Убеев астматически запыхтел и совсем уж через силу выдавил:
— Спасибо, дорогой, все замечательно. Хорошо покушали.
— Рад за вас, — сказал атлет.
Как же, рад. Таким тоном желают поскорее сдохнуть закадычному врагу-
Больше оба они не произнесли ни звука. Этот тип возвышался подле нас как изваяние Аполлона в садах Сан-Суси, и я вдруг сообразил, что он так и будет стоять, холодно улыбаясь, пока мы отсюда не уберемся. Или пока его поза и ухмылочка Убеева на драку не спровоцируют. Ой, лишенько-лихо…
Вскоре сообразил это и Убеев. Но к драке с таким волкодавом он не был расположен. Поэтому выкарабкался из-за стола, принудительно расправил плечи во всю ширь и, нервно теребя лисий хвост, двинулся к мотоциклу. Я, подхватив Жерара, торопливо шмыгнул следом. Уже покинув кафе, я не удержался и обернулся, чтобы еще раз посмотреть на человека, который способен нагнать страху на самого Железного Хромца.
Дьявольщина! Он находился тут, прямо за моим плечом!
— Парень, — сказал он тепло и проникновенно. Да только в глазах его была арктическая стужа. — Меня до смерти раздражает нечисть, ищущая популярности у моих близких. Поэтому. Если ты или твой бес еще хоть раз возникнете в поле зрения моей жены или ребенка…— Он сделал длинную паузу, за время которой мы с Жераром успели придумать по десятку окончаний незавершенной им фразы. Ни одно из них не было похоже на рождественскую сказку. Атлет прищурился. — По вашим смышленым лицам вижу, что продолжать не обязательно. Доброй ночи, господа.
Железный Хромец яростно пнул рычаг стартера.
Глава одиннадцатая
Доверчивости горькие плоды
Дав прогадиться императрицынским водителям (описание собственных ощущений я из скромности опускаю), обложив со всей ласкою нерасторопного служителя подземного гаража, пнув дверь чересчур медлительного лифта, распугав бешеным взглядом компанию мальчишек на лестничной площадке, в квартире своей Убеев первым делом прошагал на кухню, где единым махом всосал полстакана «Смирновской можжевеловой». Пожевав горбушку «Бородинского» с горчицей и хреном, он тяжко задумался на минуту, сказал: «А хули тут!» — и тяпнул добавки. Уже по-гвардейски, безо всяких, понимаете, гражданских излишеств наподобие закуски. Отчасти восстановив таким образом душевное спокойствие, он с омерзением содрал наряд супергероя (а с ним изрядную долю брутальности), влез во фланелевые брюки, стеганый ромбами атласный халат и вычурные сафьяновые шлепанцы с загнутыми носами, распустил самурайский волосяной пучок на макушке и расслабленно повалился в кресла.

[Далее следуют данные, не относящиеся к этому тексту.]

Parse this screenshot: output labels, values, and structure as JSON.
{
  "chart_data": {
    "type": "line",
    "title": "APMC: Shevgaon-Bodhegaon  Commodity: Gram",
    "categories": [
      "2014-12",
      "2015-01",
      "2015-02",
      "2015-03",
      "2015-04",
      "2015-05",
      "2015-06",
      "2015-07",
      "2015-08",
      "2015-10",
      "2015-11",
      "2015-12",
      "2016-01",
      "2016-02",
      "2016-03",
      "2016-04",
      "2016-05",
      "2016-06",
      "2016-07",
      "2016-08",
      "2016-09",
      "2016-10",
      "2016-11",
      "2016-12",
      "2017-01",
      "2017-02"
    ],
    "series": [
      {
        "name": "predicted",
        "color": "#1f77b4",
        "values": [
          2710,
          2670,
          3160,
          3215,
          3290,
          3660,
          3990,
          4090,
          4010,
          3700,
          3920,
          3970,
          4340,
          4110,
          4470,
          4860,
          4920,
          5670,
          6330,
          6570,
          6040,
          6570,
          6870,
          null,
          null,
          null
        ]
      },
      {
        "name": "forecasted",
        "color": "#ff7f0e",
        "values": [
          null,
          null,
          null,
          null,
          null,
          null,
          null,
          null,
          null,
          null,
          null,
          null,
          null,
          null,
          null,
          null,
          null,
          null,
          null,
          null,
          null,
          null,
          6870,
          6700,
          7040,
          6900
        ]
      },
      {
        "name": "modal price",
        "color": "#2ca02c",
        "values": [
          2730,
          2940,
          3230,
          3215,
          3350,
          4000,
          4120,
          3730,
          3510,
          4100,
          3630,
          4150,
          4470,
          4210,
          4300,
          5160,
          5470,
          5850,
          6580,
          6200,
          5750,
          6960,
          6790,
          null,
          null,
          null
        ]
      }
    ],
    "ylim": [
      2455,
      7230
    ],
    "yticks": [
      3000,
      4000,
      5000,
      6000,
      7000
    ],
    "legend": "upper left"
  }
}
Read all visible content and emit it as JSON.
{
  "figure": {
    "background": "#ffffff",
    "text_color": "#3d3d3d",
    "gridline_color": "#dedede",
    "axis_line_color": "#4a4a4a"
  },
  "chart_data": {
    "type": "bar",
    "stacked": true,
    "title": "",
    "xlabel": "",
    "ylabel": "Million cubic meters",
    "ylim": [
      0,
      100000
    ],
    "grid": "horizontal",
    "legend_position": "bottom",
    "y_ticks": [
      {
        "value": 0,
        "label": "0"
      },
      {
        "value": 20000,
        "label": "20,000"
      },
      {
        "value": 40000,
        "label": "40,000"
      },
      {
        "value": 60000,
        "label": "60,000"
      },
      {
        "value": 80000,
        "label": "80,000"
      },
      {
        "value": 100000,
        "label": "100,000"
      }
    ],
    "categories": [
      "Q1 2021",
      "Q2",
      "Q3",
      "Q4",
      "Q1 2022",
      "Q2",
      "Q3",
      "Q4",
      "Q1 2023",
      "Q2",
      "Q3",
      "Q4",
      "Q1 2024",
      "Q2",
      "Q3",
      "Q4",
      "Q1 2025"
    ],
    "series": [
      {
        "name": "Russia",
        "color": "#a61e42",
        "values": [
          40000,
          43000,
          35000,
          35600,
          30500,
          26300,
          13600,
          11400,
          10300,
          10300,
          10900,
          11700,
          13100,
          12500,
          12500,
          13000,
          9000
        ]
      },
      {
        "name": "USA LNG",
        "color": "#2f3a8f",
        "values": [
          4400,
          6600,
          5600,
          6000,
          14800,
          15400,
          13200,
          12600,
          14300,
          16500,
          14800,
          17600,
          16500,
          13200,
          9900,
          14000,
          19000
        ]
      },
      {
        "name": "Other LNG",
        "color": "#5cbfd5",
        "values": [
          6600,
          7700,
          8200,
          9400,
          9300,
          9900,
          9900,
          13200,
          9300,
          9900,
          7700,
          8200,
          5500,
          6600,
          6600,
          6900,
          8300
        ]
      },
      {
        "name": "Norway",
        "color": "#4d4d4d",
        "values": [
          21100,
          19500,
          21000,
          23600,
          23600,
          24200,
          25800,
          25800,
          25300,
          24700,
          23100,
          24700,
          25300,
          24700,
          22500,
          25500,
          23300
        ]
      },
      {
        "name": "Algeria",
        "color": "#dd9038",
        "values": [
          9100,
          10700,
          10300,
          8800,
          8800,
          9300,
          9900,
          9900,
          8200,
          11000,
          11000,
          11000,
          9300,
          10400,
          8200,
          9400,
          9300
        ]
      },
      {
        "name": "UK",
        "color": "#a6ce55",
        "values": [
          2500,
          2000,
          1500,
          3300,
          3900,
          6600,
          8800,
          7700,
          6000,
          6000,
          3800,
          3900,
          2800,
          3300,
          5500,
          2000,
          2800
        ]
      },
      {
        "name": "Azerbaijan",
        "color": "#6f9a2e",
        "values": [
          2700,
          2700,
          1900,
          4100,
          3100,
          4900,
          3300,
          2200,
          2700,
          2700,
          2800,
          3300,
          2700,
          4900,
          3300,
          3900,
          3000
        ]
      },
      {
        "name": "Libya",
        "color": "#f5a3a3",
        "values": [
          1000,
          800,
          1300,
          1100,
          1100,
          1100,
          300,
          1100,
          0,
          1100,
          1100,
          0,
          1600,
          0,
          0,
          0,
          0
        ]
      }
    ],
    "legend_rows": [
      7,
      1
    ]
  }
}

— Э-э, Павля, — проговорил он оттуда, окутанный роскошными клубами табачного дыма. — Ты чего как неродной? Ты давай, того… располагайся. Будь как дома и так далее. Вопросы какие-то возникнут — к Жерару. Он у нас главный квартирмейстер и распорядитель по хозяйственной части. А Овлана Мудреновича минут тридцать не кантовать. Ибо он старенький, ему потребна кволити релаксейшн. О'кей?

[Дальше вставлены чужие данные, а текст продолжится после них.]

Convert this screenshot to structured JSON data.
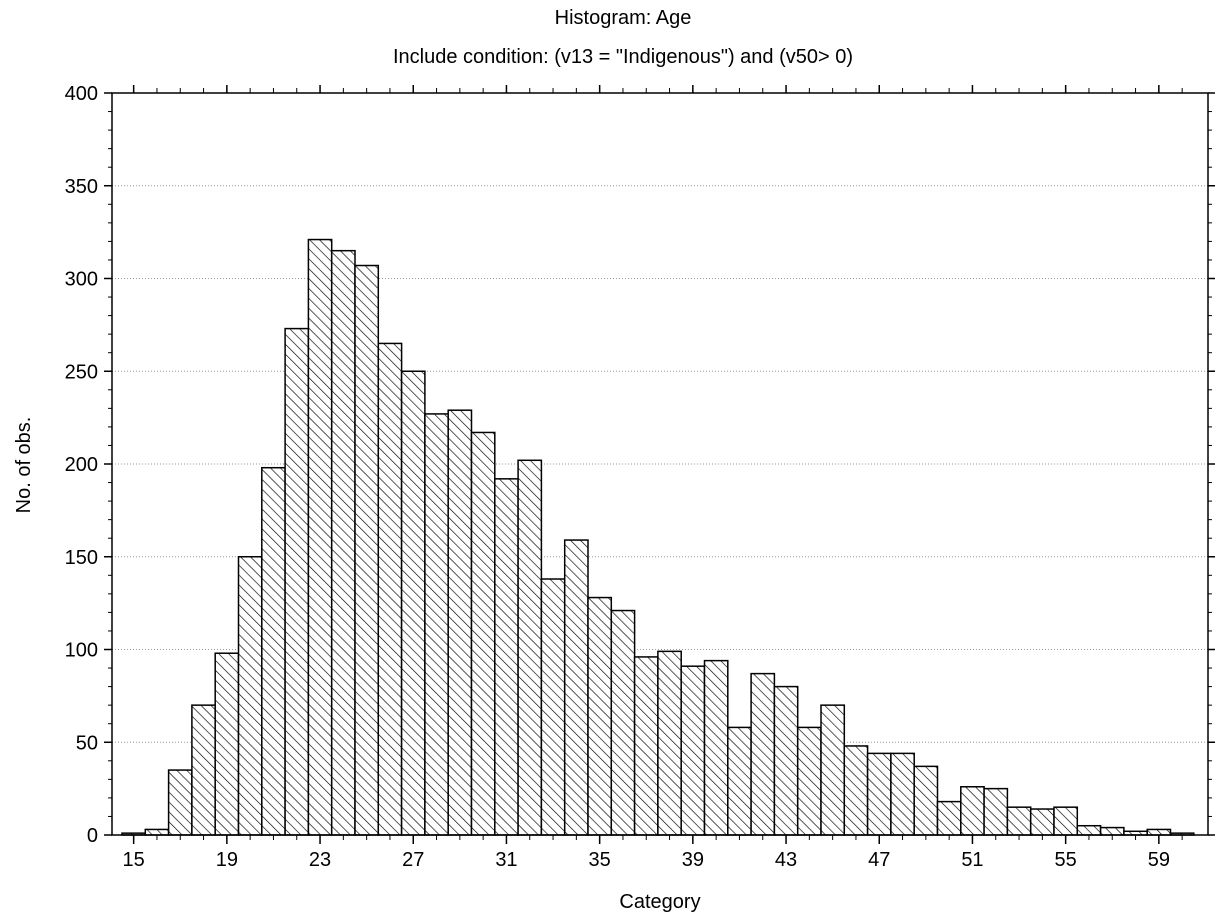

Интересно, кто-нибудь намекал Убееву, что его неуклюжие попытки говорить на молодежном арго выглядят просто жалко?
— Хорошо, — сказал я.
— Ну вот и славно, — сказал он и нахлобучил на голову огромные студийные наушники, извлеченные откуда-то снизу. Потом как-то эдак покряхтел горлом, откашлялся, поклекотал — и запел. «Куда, куда вы удалились…» Голос у него был — закачаешься. Поставленный. Громкий. Что-то среднее между фальцетом и дискантом.
Голос был, зато слух… Без мишки косолапого в убеевском детстве не обошлось.
Я растерянно потоптался и пошел искать Жерара.
Конечно же, он кушал. Стоял подле распахнутого холодильника и с упоением лакал из яркого пластикового корытца витаминизированный творожок «Danon». Сосиски заразной трактирщицы не пошли ему впрок.
— Так вот, значит, где твоя берлога, — сказал я.
— Ну натурально. — Он облизнулся.
— Давно? — Я опустился на табурет.
— Лет пять. Как со старухой Рукавицыной расплевался. Паша, будь любезен, во-он тот глазированный сырок на верхней полке. Не в службу… Мне, мне. Угу, гран мерси.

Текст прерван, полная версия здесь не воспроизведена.